WASHINGTON A Chinese government institute has recommended Beijing revoke its "one-child" policy that has forced abortion and sterilization upon millions of its citizens during the last three decades.
A Christian human rights advocate, however, says it is premature to conclude the communist regime will actually implement the proposal.
The recommendation offered by a think tank under the State Council, China's Cabinet called for phasing in termination of the coercive population control program, according to the Associated Press. The foundation recommended:
• An immediate two-child policy in some provinces.
• A national two-child policy by 2015.
• An end to all birth limits by 2020.
China's population control program, which began officially in 1980, generally limits couples in urban areas to one child and those in rural areas to two, if the first is a girl. Parents in cities may have second babies if the husband and wife are both only children. Couples who violate the policy face the threat of large fines, job loss and imprisonment.
The policy also has resulted in many accounts of authorities carrying out forced abortions even in the last three months of pregnancy and sterilizations. There also have been many reports of infanticide, especially of female babies. The policy has helped produce a dramatic gender imbalance because of the Chinese preference for sons.
While the recommendation from the China Development Research Foundation appears to be a hopeful breakthrough, the timing makes it predictable, said Mark Shan of United States-based ChinaAid. China's communist regime will begin its once-a-decade transition to new leadership Nov. 8.
"We're not surprised to see such news appear right now ... because this is the time we know the central government shift is happening," Shan told Baptist Press.
One camp within the Communist Party seeks reform while the other wants to defend traditional communist ideology, said Shan, news analyst for ChinaAid.

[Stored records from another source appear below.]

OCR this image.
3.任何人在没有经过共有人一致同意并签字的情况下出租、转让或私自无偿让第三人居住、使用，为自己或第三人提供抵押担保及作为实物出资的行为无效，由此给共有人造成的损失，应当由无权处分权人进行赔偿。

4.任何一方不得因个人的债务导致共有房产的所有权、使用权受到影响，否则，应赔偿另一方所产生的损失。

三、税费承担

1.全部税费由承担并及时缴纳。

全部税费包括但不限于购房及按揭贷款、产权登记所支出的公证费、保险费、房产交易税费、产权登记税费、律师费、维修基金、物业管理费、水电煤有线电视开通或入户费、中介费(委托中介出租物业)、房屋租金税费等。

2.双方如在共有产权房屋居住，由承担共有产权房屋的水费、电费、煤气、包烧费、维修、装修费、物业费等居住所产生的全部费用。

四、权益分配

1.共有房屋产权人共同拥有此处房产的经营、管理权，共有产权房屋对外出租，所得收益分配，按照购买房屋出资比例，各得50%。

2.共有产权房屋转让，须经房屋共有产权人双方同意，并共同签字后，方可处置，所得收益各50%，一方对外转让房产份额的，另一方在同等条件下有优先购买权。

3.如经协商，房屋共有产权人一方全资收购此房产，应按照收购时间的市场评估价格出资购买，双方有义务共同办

If the reform wing can gain majority control, it likely would change the one-child policy because of the significance of the program's impact domestically and internationally, he said, noting that nearly all people inside and outside China condemn the policy.
"Of course it's real encouraging to see this kind of news leak out," Shan told BP. "I don't think we can say [the government] will do that."
Another observer of China seemed to be more optimistic. Such a public plan from government demographers is extraordinary, said Cai Young, who teaches sociology at the University of North Carolina-Chapel Hill, according to AP.
"That tells us at least that policy change is inevitable, it's coming," said Cai, a visiting scholar at Fudan University in Shanghai. "It's coming, but we cannot predict when exactly it will come."
The foundation issued the recommendation Oct. 26, saying declining economic growth and social problems including the gender imbalance and aging workforce in the world's most populous country have replaced population growth in significance, according to the state-run Xinhua News Agency.
It is not the first call this year from within the Chinese government for reform of the one-child policy. In early July, government researchers and high-profile Chinese scholars urged in published statements that the population control program be revised.
In September, All Girls Allowed an American pro-life organization that focuses on China's one-child policy reported the government had put an end to forced abortion and sterilization. Women's Rights Without Frontiers and the Population Research Institute U.S.-based organizations that also combat China's coercive program said the report was premature and based on Chinese propaganda.
Several accounts this year of forced abortions in the last half of pregnancy have brought China's coercive program unwelcome attention and international condemnation.